リコリスの根にはグリチルリチンという甘味成分が含まれています。
ショ糖の50倍もの甘味があり、砂糖のが貴重な時代には代用品として使われていました。
現在でも甘味付けのために利用されることが多く、少し前までは日本のお菓子にもよく入っていました。(現在はリコリスの過剰摂取による副作用が知られるようになったため、人工甘味料などに変えるメーカーが増えています)

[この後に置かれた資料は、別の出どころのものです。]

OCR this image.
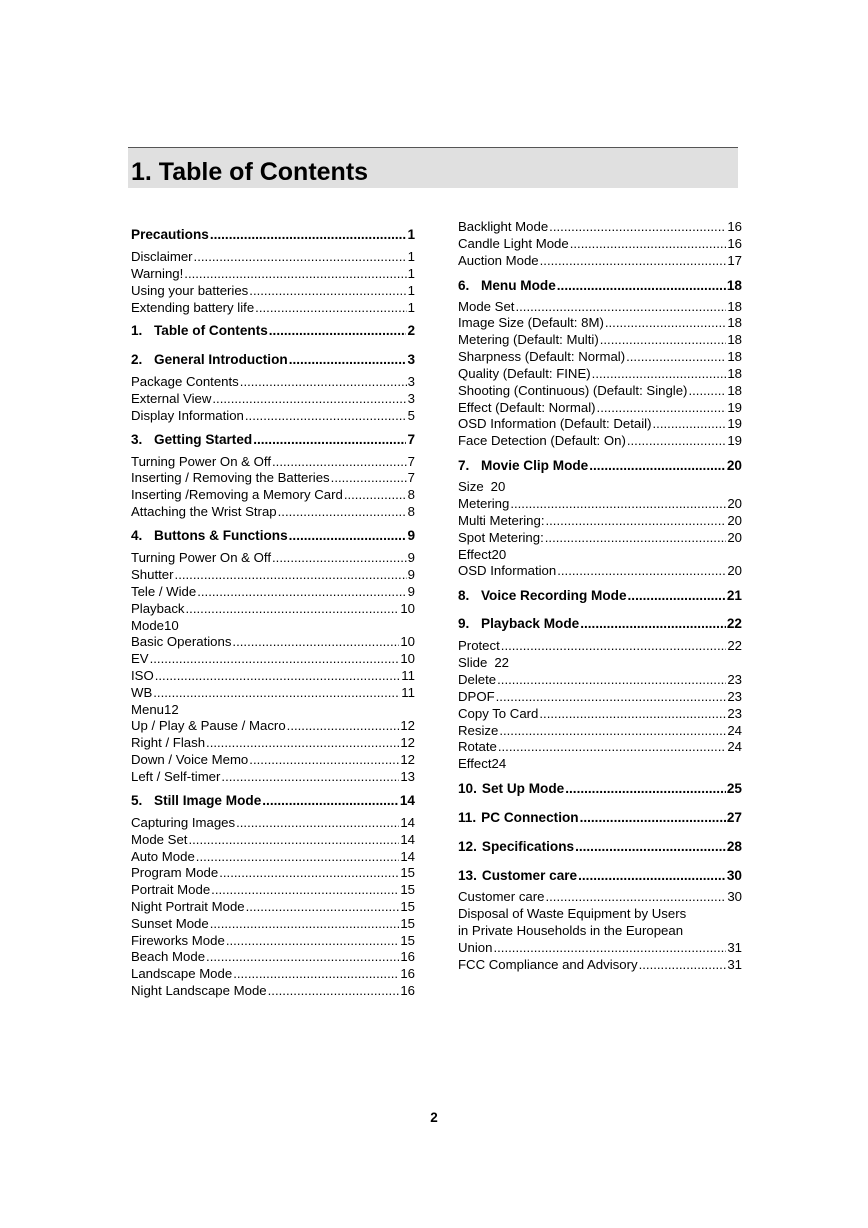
1. Table of Contents
Precautions .....	1
Disclaimer .....	1
Warning! .....	1
Using your batteries .....	1
Extending battery life .....	1
1. Table of Contents .....	2
2. General Introduction .....	3
Package Contents .....	3
External View .....	3
Display Information .....	5
3. Getting Started .....	7
Turning Power On & Off .....	7
Inserting / Removing the Batteries .....	7
Inserting /Removing a Memory Card .....	8
Attaching the Wrist Strap .....	8
4. Buttons & Functions .....	9
Turning Power On & Off .....	9
Shutter .....	9
Tele / Wide .....	9
Playback .....	10
Mode10
Basic Operations .....	10
EV .....	10
ISO .....	11
WB .....	11
Menu12
Up / Play & Pause / Macro .....	12
Right / Flash .....	12
Down / Voice Memo .....	12
Left / Self-timer .....	13
5. Still Image Mode .....	14
Capturing Images .....	14
Mode Set .....	14
Auto Mode .....	14
Program Mode .....	15
Portrait Mode .....	15
Night Portrait Mode .....	15
Sunset Mode .....	15
Fireworks Mode .....	15
Beach Mode .....	16
Landscape Mode .....	16
Night Landscape Mode .....	16
Backlight Mode .....	16
Candle Light Mode .....	16
Auction Mode .....	17
6. Menu Mode .....	18
Mode Set .....	18
Image Size (Default: 8M) .....	18
Metering (Default: Multi) .....	18
Sharpness (Default: Normal) .....	18
Quality (Default: FINE) .....	18
Shooting (Continuous) (Default: Single) .....	18
Effect (Default: Normal) .....	19
OSD Information (Default: Detail) .....	19
Face Detection (Default: On) .....	19
7. Movie Clip Mode .....	20
Size 20
Metering .....	20
Multi Metering: .....	20
Spot Metering: .....	20
Effect20
OSD Information .....	20
8. Voice Recording Mode .....	21
9. Playback Mode .....	22
Protect .....	22
Slide 22
Delete .....	23
DPOF .....	23
Copy To Card .....	23
Resize .....	24
Rotate .....	24
Effect24
10. Set Up Mode .....	25
11. PC Connection .....	27
12. Specifications .....	28
13. Customer care .....	30
Customer care .....	30
Disposal of Waste Equipment by Users
in Private Households in the European
Union .....	31
FCC Compliance and Advisory .....	31
2
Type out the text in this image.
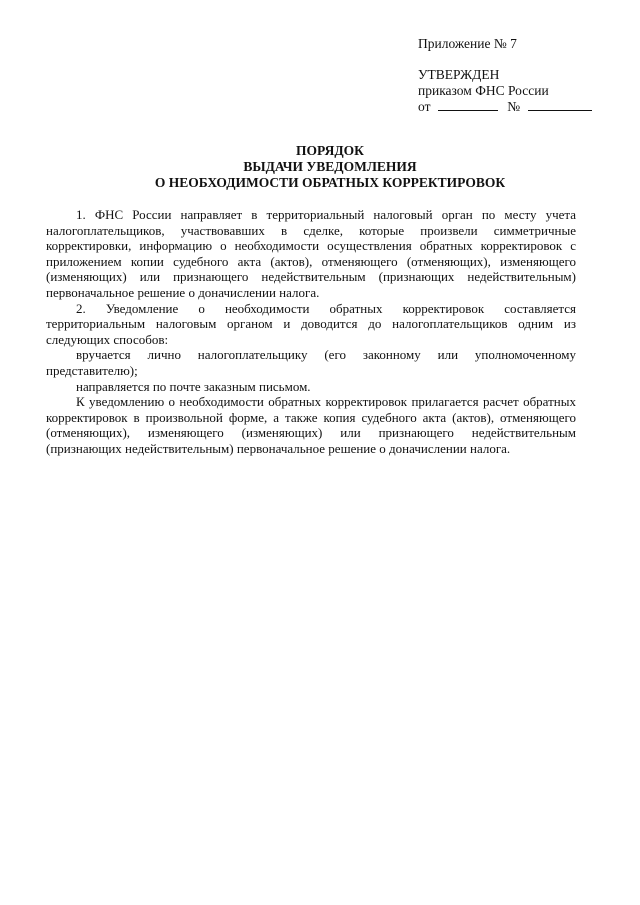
Приложение № 7
УТВЕРЖДЕН
приказом ФНС России
от	№
ПОРЯДОК
ВЫДАЧИ УВЕДОМЛЕНИЯ
О НЕОБХОДИМОСТИ ОБРАТНЫХ КОРРЕКТИРОВОК

1. ФНС России направляет в территориальный налоговый орган по месту учета налогоплательщиков, участвовавших в сделке, которые произвели симметричные корректировки, информацию о необходимости осуществления обратных корректировок с приложением копии судебного акта (актов), отменяющего (отменяющих), изменяющего (изменяющих) или признающего недействительным (признающих недействительным) первоначальное решение о доначислении налога.

2. Уведомление о необходимости обратных корректировок составляется территориальным налоговым органом и доводится до налогоплательщиков одним из следующих способов:

вручается лично налогоплательщику (его законному или уполномоченному представителю);

направляется по почте заказным письмом.

К уведомлению о необходимости обратных корректировок прилагается расчет обратных корректировок в произвольной форме, а также копия судебного акта (актов), отменяющего (отменяющих), изменяющего (изменяющих) или признающего недействительным (признающих недействительным) первоначальное решение о доначислении налога.
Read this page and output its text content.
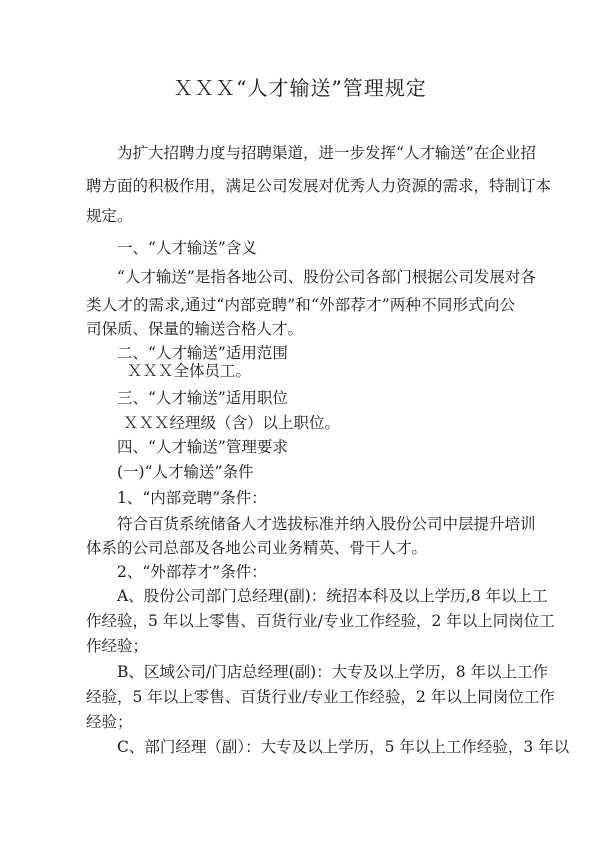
ＸＸＸ“人才输送”管理规定
为扩大招聘力度与招聘渠道，进一步发挥“人才输送”在企业招
聘方面的积极作用，满足公司发展对优秀人力资源的需求，特制订本
规定。
一、“人才输送”含义
“人才输送”是指各地公司、股份公司各部门根据公司发展对各
类人才的需求,通过“内部竞聘”和“外部荐才”两种不同形式向公
司保质、保量的输送合格人才。
二、“人才输送”适用范围
ＸＸＸ全体员工。
三、“人才输送”适用职位
ＸＸＸ经理级（含）以上职位。
四、“人才输送”管理要求
(一)“人才输送”条件
1、“内部竞聘”条件：
符合百货系统储备人才选拔标准并纳入股份公司中层提升培训
体系的公司总部及各地公司业务精英、骨干人才。
2、“外部荐才”条件：
A、股份公司部门总经理(副)：统招本科及以上学历,8 年以上工
作经验，5 年以上零售、百货行业/专业工作经验，2 年以上同岗位工
作经验；
B、区域公司/门店总经理(副)：大专及以上学历，8 年以上工作
经验，5 年以上零售、百货行业/专业工作经验，2 年以上同岗位工作
经验；
C、部门经理（副）：大专及以上学历，5 年以上工作经验，3 年以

グリチルリチンには強い抗炎症作用があり、じんましんから関節炎、気管支炎、胃潰瘍など炎症全般の治療薬としても利用されています。
抗ウイルス作用、抗アレルギー作用もあり、内臓粘膜を保護します。
リコリスは砂漠地帯に育つ植物のためか、体内の水分を保つ働きも大変強いのが特徴です。中世ヨーロッパでは利尿剤として利用されていました。
去痰作用や解毒作用もあるとされています。

さらに、副腎皮質を強化する働きがあります。副腎皮質はストレスと戦うために欠かせない臓器ですが、ここが弱ると活力を失い、うつ状態になりがちです。
グリチルリチンは、免疫力向上やうつ予防にも効果があると考えられます。

まさに八面六臂の大活躍をするハーブ、それがリコリスです。
こむらがえり、筋肉のけいれんには芍薬甘草湯中という漢方薬に効果があります。
ウラルカンゾウという、リコリスの近縁種の根が使われていて、即効性があると評判です。
救急病院にも常備されるほどメジャーな漢方薬で、あまりの即効性に驚いた医師が東洋医学に興味を持つことも度々です。

利用方法と注意

リコリスは大変薬効が高いのですが、使ってはいけない方もいます。
妊娠中、授乳中、高血圧、心臓など循環器系の病気、肝臓病、腎臓病、甲状腺の病気がある方は服用しないようにしましょう。

味は、甘味は強いですが軽いえぐみがあり、まずいと感じる方もいます。
ハーブティーとして利用する場合、リコリスを単体で使うことは少なく、他のハーブとブレンドすることが大半です。
ブレンドするハーブはお好みで良いですが、クセの強いカモミールなどとブレンドすると飲みやすくなります。